The remainder of this paper is organised as follows.
Section 2 reviews related work on food-safety ML and data leakage.
Section 3 describes the data, feature engineering, models, and evaluation protocols.
Section 4 presents results across all evaluation dimensions.
Section 5 discusses implications, practical value, and limitations.
Section 6 concludes with recommendations.
6. Conclusions
This study constructed the first comprehensive machine learning benchmark for FDA food recall severity classification (Class I/II/III), comprising 28,448 openFDA enforcement records (2012–2025), a 1,437-dimensional feature space combining TF-IDF, Sentence-BERT, structured, and temporal features, and five tuned classifiers evaluated under four distinct splitting protocols.
Our multi-layer leakage audit reveals that the standard random-split Macro-F1 of 0.89 is inflated by approximately 0.32 points due to entity-level autocorrelation. Under group-aware, temporal, and combined splitting, true generalisation performance converges to approximately 0.57. A firm-mode baseline achieves 0.82 under random evaluation, demonstrating that 92% of apparent performance stems from entity memorisation. A factorial decomposition shows that firm overlap and temporal continuity are highly collinear—removing either suffices to expose the true performance floor. Identity-masking experiments confirm that the leakage is structural rather than attributable to explicit name tokens. Despite these sobering findings, XGBoost still exceeds the firm-mode baseline by 0.339 under the strictest evaluation, indicating genuine learned patterns beyond entity identity.

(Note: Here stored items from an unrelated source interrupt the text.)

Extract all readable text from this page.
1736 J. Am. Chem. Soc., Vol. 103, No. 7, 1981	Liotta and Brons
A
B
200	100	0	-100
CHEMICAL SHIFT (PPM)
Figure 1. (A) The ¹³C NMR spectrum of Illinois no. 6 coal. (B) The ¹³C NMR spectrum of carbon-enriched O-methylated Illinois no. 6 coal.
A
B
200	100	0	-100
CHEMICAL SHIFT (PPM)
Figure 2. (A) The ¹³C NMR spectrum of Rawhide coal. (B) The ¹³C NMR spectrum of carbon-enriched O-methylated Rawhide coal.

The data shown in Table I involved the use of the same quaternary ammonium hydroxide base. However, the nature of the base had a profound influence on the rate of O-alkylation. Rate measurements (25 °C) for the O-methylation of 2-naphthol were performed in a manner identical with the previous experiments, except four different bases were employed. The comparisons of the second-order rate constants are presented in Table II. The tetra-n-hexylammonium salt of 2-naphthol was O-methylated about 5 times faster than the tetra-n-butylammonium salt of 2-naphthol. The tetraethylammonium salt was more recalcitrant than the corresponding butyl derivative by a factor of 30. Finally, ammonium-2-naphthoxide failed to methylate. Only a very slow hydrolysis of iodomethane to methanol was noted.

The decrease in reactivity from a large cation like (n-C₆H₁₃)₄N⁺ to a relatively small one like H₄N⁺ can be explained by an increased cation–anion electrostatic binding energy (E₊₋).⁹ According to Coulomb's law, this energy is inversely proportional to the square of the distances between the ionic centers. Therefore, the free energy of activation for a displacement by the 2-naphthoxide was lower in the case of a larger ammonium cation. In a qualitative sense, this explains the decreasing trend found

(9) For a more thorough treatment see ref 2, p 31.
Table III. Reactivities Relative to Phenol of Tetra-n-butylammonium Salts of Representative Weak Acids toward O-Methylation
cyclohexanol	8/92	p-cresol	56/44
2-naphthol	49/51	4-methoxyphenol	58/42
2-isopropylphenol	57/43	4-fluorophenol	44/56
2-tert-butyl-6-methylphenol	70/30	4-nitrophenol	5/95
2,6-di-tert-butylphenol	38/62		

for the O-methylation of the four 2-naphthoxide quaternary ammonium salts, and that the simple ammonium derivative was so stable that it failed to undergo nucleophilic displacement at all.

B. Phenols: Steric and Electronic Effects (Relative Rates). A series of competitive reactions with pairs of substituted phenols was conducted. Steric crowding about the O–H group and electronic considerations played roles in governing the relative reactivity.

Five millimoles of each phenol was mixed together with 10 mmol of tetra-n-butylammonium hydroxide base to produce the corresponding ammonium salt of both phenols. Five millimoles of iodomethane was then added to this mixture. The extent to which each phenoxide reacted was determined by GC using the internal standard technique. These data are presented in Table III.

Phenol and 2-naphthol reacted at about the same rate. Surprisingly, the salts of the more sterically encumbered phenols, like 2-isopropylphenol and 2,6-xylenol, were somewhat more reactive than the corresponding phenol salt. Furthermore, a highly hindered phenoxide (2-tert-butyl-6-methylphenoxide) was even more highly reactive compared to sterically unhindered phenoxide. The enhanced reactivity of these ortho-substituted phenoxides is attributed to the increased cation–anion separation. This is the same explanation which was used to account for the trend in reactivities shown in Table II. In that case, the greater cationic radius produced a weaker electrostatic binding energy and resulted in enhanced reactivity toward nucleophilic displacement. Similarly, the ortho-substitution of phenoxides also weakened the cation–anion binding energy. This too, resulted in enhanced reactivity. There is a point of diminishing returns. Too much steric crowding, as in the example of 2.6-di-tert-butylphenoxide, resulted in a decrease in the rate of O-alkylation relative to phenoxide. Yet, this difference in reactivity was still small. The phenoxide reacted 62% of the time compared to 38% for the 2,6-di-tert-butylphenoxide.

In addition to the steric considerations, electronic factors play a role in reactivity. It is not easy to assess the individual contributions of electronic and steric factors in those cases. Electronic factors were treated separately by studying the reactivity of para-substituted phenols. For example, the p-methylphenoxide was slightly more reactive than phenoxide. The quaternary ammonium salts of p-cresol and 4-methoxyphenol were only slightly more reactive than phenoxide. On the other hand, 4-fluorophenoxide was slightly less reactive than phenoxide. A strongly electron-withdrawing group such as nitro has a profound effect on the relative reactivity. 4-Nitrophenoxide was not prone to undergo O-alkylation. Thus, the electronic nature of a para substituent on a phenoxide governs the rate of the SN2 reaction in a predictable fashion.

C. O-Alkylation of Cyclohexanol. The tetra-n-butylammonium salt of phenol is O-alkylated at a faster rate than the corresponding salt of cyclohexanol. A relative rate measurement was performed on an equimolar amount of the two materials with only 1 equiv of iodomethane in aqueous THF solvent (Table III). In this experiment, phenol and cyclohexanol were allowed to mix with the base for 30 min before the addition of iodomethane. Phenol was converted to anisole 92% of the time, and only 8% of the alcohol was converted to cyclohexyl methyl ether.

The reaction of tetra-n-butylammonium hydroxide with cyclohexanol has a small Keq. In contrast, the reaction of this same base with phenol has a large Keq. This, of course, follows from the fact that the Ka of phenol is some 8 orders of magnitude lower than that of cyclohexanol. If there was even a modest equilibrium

We recommend that food-safety ML studies (1) report results under both random and group-aware or temporal evaluation protocols, (2) disclose entity-overlap statistics between training and test sets, and (3) include entity-prior baselines to contextualise model performance. These measures are computationally inexpensive and can be adopted with minimal disruption to existing research workflows. Future work should extend the leakage audit to other food-safety databases (e.g., EU RASFF), conduct feature ablation under group-aware splits, and explore domain-adapted language models for food-safety text classification.